11. Las utilidades, que de esta providencia resultarán a la República, son muy considerables. Lo primero, estos zánganos inútiles podrán convenirse en útiles Regnícolas, aplicados a la Agricultura, a la Marina, y a la Guerra. Y cuando no hubiese otra ocupación que darles, la República podría asalariarlos como peones para componer caminos, levantar puentes, hacer reparos contra inundaciones, plantar arboledas, que de todos estos beneficios se padece gran falta en España. Lo segundo, se limpiarán las poblaciones de ésta, que es a un tiempo inmundicia, y embarazo. Lo tercero se evitarán no pocos latrocinios, que cometen algunos de estos holgazanes, facilitándoles la entrada, y conocimiento de las ensenadas de las casas la capa, y título de pobres, por lo cual frecuentemente se desaparecen de ellas varias alhajas. Lo cuarto también se evitarán muchos pecados en otra materia; siendo cierto, que éstos que entran en las casas a título de pobres, son los medianeros más oportunos, y al mismo tiempo menos sospechosos para trabar comercios ilícitos entre uno, y otro sexo.

12. A excepción de la primera, las mismas utilidades que resultan de excluir los mendicantes válidos de los Pueblos, se siguen de incluir los inválidos en los Hospicios. Se siguen las mismas, digo, y con ventajas. Embarazan más, porque es mayor el número: son más fastidiosos a la vista por sus enfermedades, y defectos corporales; y en orden a los robos, y tercerías delincuentes, siendo tan aptos como los otros, pueden hacer más daño por ser mayor el número.
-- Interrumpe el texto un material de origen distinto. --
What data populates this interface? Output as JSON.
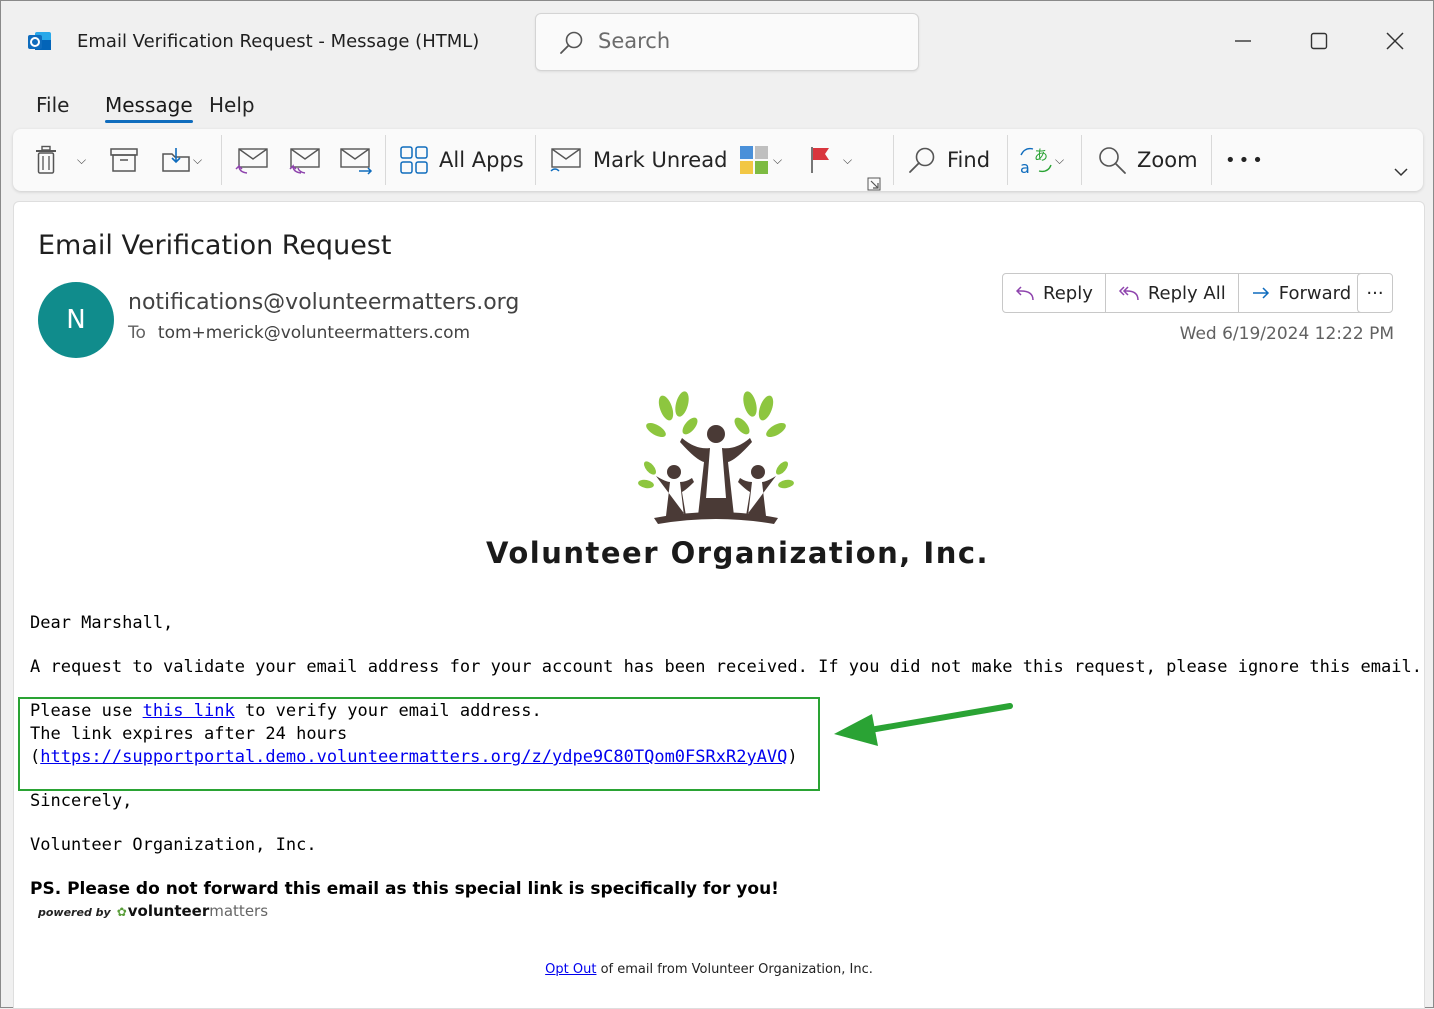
{
  "window": {
    "title": "Email Verification Request  -  Message (HTML)",
    "search_placeholder": "Search"
  },
  "menu": {
    "items": [
      "File",
      "Message",
      "Help"
    ],
    "active": "Message"
  },
  "ribbon": {
    "all_apps": "All Apps",
    "mark_unread": "Mark Unread",
    "find": "Find",
    "zoom": "Zoom",
    "more": "•••"
  },
  "message": {
    "subject": "Email Verification Request",
    "avatar_letter": "N",
    "avatar_color": "#108c8c",
    "from": "notifications@volunteermatters.org",
    "to_label": "To",
    "to": "tom+merick@volunteermatters.com",
    "date": "Wed 6/19/2024 12:22 PM",
    "actions": {
      "reply": "Reply",
      "reply_all": "Reply All",
      "forward": "Forward",
      "more": "···"
    }
  },
  "body": {
    "org_name": "Volunteer Organization, Inc.",
    "greeting": "Dear Marshall,",
    "paragraph1": "A request to validate your email address for your account has been received. If you did not make this request, please ignore this email.",
    "line_use_prefix": "Please use ",
    "link_text": "this link",
    "line_use_suffix": " to verify your email address.",
    "line_expires": "The link expires after 24 hours",
    "url_open": "(",
    "url": "https://supportportal.demo.volunteermatters.org/z/ydpe9C80TQom0FSRxR2yAVQ",
    "url_close": ")",
    "closing": "Sincerely,",
    "signature": "Volunteer Organization, Inc.",
    "ps": "PS. Please do not forward this email as this special link is specifically for you!",
    "powered_by": "powered by",
    "powered_brand_bold": "volunteer",
    "powered_brand_light": "matters",
    "optout_link": "Opt Out",
    "optout_rest": " of email from Volunteer Organization, Inc."
  },
  "colors": {
    "accent": "#0f6cbd",
    "highlight_box": "#2aa334",
    "annotation_arrow": "#2aa334",
    "link": "#0000ee"
  }
}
13. Pero la excepción, que respecto de los mendigos inválidos hago de la primera de las cuatro utilidades [259] señaladas, puede tener por otra parte su compensación, que es el trabajar éstos a beneficio común para algunas especies de fábricas; pues muy raro hay tan impedido, que no pueda emplearse en alguna ocupación mecánica.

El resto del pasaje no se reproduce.